Beschreibung
« Die Verbindung zwischen Blackpool und Long Island »
TVR Griffith 200 von 1965 von Nigel Reuben
FIA HTP bis 2034 zertifiziert und startklar
Introduction
Einführung
Als der New Yorker Jack Griffith die Transformation sah, die sein Landsmann Carroll Shelby mit dem AC Ace vollzogen hatte – eine waghalsige britische Sportwageninspiration in eine kraftvolle Bestie mit einem Ford-V8-Motor – war der in Long Island ansässige Ford-Händler überzeugt, dass er es besser machen konnte.
Griffith – der bei einem Abendessen mit Shelby gewettet hatte – war gut positioniert, denn er leitete eine Vorbereitungs- und Reparaturwerkstatt für Spitzen-Sportwagen-Piloten wie Mark Donohue, der gerade den TVR Grantura MkIV bei den 12 Stunden von Sebring 1962 steuerte.
So sollte Griffiths hybrides Anglo-Amerikan Cobra-Killer von der Grantura inspiriert werden.
Ursprünglich ging es nur darum, den V8 der Donohue-Cobra gewaltsam in die Grantura zu integrieren, doch die Modifikationen wurden schnell immer komplexer.
Dafür erwarb Griffith die Vertriebsrechte für TVR in den USA und bat den Hersteller aus Blackpool, modifizierte Grantura-Chassis ohne Motor oder Antrieb zu liefern, um sie hierzulande mit einem Ford Small-Block-V8 auszurüsten. Aufgrund des Dockergewerks auf der Ostküste, der von Dezember 1964 bis April 1965 andauerte, wurden Importe aus Großbritannien stark beeinträchtigt und das geplante Produktionsvolumen von 400 Einheiten auf lediglich 59 begrenzt.
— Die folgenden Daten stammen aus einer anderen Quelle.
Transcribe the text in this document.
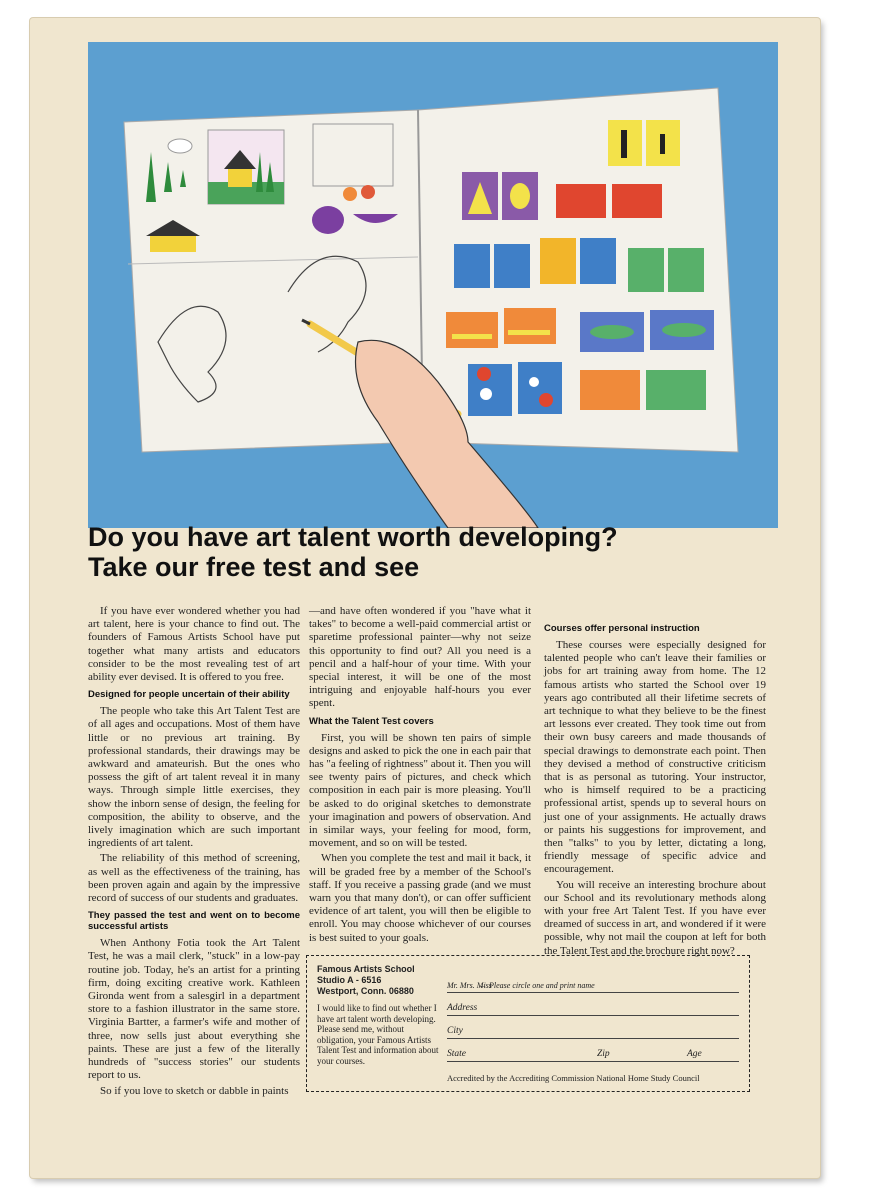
Do you have art talent worth developing?
Take our free test and see

If you have ever wondered whether you had art talent, here is your chance to find out. The founders of Famous Artists School have put together what many artists and educators consider to be the most revealing test of art ability ever devised. It is offered to you free.

Designed for people uncertain of their ability

The people who take this Art Talent Test are of all ages and occupations. Most of them have little or no previous art training. By professional standards, their drawings may be awkward and amateurish. But the ones who possess the gift of art talent reveal it in many ways. Through simple little exercises, they show the inborn sense of design, the feeling for composition, the ability to observe, and the lively imagination which are such important ingredients of art talent.

The reliability of this method of screening, as well as the effectiveness of the training, has been proven again and again by the impressive record of success of our students and graduates.

They passed the test and went on to become successful artists

When Anthony Fotia took the Art Talent Test, he was a mail clerk, "stuck" in a low-pay routine job. Today, he's an artist for a printing firm, doing exciting creative work. Kathleen Gironda went from a salesgirl in a department store to a fashion illustrator in the same store. Virginia Bartter, a farmer's wife and mother of three, now sells just about everything she paints. These are just a few of the literally hundreds of "success stories" our students report to us.

So if you love to sketch or dabble in paints

—and have often wondered if you "have what it takes" to become a well-paid commercial artist or sparetime professional painter—why not seize this opportunity to find out? All you need is a pencil and a half-hour of your time. With your special interest, it will be one of the most intriguing and enjoyable half-hours you ever spent.

What the Talent Test covers

First, you will be shown ten pairs of simple designs and asked to pick the one in each pair that has "a feeling of rightness" about it. Then you will see twenty pairs of pictures, and check which composition in each pair is more pleasing. You'll be asked to do original sketches to demonstrate your imagination and powers of observation. And in similar ways, your feeling for mood, form, movement, and so on will be tested.

When you complete the test and mail it back, it will be graded free by a member of the School's staff. If you receive a passing grade (and we must warn you that many don't), or can offer sufficient evidence of art talent, you will then be eligible to enroll. You may choose whichever of our courses is best suited to your goals.

Courses offer personal instruction

These courses were especially designed for talented people who can't leave their families or jobs for art training away from home. The 12 famous artists who started the School over 19 years ago contributed all their lifetime secrets of art technique to what they believe to be the finest art lessons ever created. They took time out from their own busy careers and made thousands of special drawings to demonstrate each point. Then they devised a method of constructive criticism that is as personal as tutoring. Your instructor, who is himself required to be a practicing professional artist, spends up to several hours on just one of your assignments. He actually draws or paints his suggestions for improvement, and then "talks" to you by letter, dictating a long, friendly message of specific advice and encouragement.

You will receive an interesting brochure about our School and its revolutionary methods along with your free Art Talent Test. If you have ever dreamed of success in art, and wondered if it were possible, why not mail the coupon at left for both the Talent Test and the brochure right now?

Famous Artists School
Studio A - 6516
Westport, Conn. 06880
I would like to find out whether I have art talent worth developing. Please send me, without obligation, your Famous Artists Talent Test and information about your courses.
Mr. Mrs. Miss
← Please circle one and print name
Address
City
State	Zip	Age
Accredited by the Accrediting Commission National Home Study Council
Die rohe Leistung in Verbindung mit ihrem kurzen Radstand macht die TVR Griffith zwar nicht zur einfachsten Handhabung, doch sie bietet ein sehr lohnendes Fahrerlebnis, wenn der Pilot das Fahrverhalten beherrscht und die Bestie zähmt.
Vielleicht liegt es daran, dass die Griffith heute erfolgreicher ist, denn in den letzten Jahren, in historischen Rennen, dank Fortschritten in Vorbereitung und Abstimmung, ihr Konzept auf Strecken, auf denen Leistung durch passende Agilität kompensiert werden muss, den Unterschied ausmachen konnte.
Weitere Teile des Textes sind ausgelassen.